An explanation of the schedule-setting process might help to gain a more realistic understanding of all the factors involved.
The weekly schedule is an arcane ceremony indulged in by meat processors behind closed doors, which, to an external observer, may appear to emit smoke signals akin to the output from a papal enclave.
At its simplest level, the schedule is set for each species by feeding in the current market returns for each part of the animal including meat cuts, hide or pelt, offals and renderables, adjusted for weight ranges and weekly exchange rate movements.
Farmers wonder why meat companies are so coy nowadays about announcing their schedule publicly.
AgriFax, the information service that publishes weekly comparisons of slaughter statistics, market returns and company schedules, has found it increasingly difficult to access the information it needs to provide a comprehensive service.
The meat industry thrives on rumours of higher prices being offered to neighbours by the same or another processing company.
That's why the meat processors got totally sick of being on public trial every week and set about reclaiming control from the rumour mill by communicating their schedule only to their own suppliers.
Sensible farmers will always make sure they have an extended grapevine so they can keep a close eye on the state of the market.
It pays to support one or at most two processors, not shop around, and to work closely with them.
In recent weeks there have been calls from some farmers for a return to centralised marketing and sales, with processors being restricted to processing stock from a designated catchment area. This suggestion only surfaces when market, therefore schedule, prices fall sharply, but it indicates a complete lack of understanding of market forces and their impact on livestock prices.

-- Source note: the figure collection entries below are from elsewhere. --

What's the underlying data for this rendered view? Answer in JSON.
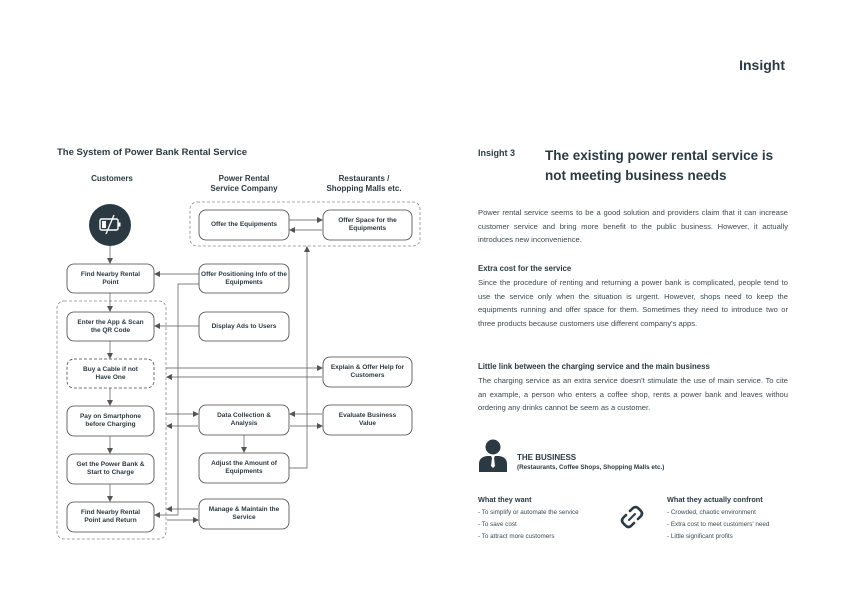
{
  "header": {
    "title": "Insight"
  },
  "diagram": {
    "title": "The System of Power Bank Rental Service",
    "columns": {
      "customers": "Customers",
      "company": "Power Rental\nService Company",
      "restaurants": "Restaurants /\nShopping Malls etc."
    },
    "nodes": {
      "offer_equipments": "Offer the Equipments",
      "offer_space": "Offer Space for the Equipments",
      "find_nearby": "Find Nearby Rental Point",
      "offer_positioning": "Offer Positioning Info of the Equipments",
      "enter_app": "Enter the App & Scan the QR Code",
      "display_ads": "Display Ads to Users",
      "buy_cable": "Buy a Cable if not Have One",
      "explain_offer": "Explain & Offer Help for Customers",
      "pay": "Pay on Smartphone before Charging",
      "data_collection": "Data Collection & Analysis",
      "evaluate": "Evaluate Business Value",
      "get_power_bank": "Get the Power Bank & Start to Charge",
      "adjust_amount": "Adjust the Amount of Equipments",
      "return": "Find Nearby Rental Point and Return",
      "manage": "Manage & Maintain the Service"
    }
  },
  "insight": {
    "label": "Insight 3",
    "title": "The existing power rental service is not meeting business needs",
    "intro": "Power rental service seems to be a good solution and providers claim that it can increase customer service and bring more benefit to the public business. However, it actually introduces new inconvenience.",
    "sections": [
      {
        "heading": "Extra cost for the service",
        "body": "Since the procedure of renting and returning a power bank is complicated, people tend to use the service only when the situation is urgent. However, shops need to keep the equipments running and offer space for them. Sometimes they need to introduce two or three products because customers use different company's apps."
      },
      {
        "heading": "Little link between the charging service and the main business",
        "body": "The charging service as an extra service doesn't stimulate the use of main service. To cite an example, a person who enters a coffee shop, rents a power bank and leaves withou ordering any drinks cannot be seem as a customer."
      }
    ]
  },
  "business": {
    "title": "THE BUSINESS",
    "subtitle": "(Restaurants, Coffee Shops, Shopping Malls etc.)",
    "wants_heading": "What they want",
    "wants": [
      "- To simplify or automate the service",
      "- To save cost",
      "- To attract more customers"
    ],
    "confront_heading": "What they actually confront",
    "confront": [
      "- Crowded, chaotic environment",
      "- Extra cost to meet customers' need",
      "- Little significant profits"
    ],
    "icons": {
      "person": "person-icon",
      "link": "broken-link-icon",
      "battery": "battery-low-icon"
    }
  },
  "colors": {
    "primary": "#2b3a42",
    "line": "#555555",
    "dashed": "#888888"
  }
}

It also ignores the fact that for considerable periods of the year, when there's too much capacity for the available stock, companies pay more than market returns justify.
I've never heard suppliers complaining about being paid too much, but then they reckon quite rightly only a fool would pay more than he can afford. I wonder why it doesn't apply when the boot's on the other foot.
* Allan Barber is a freelance writer, business consultant and former chief operating officer at Affco.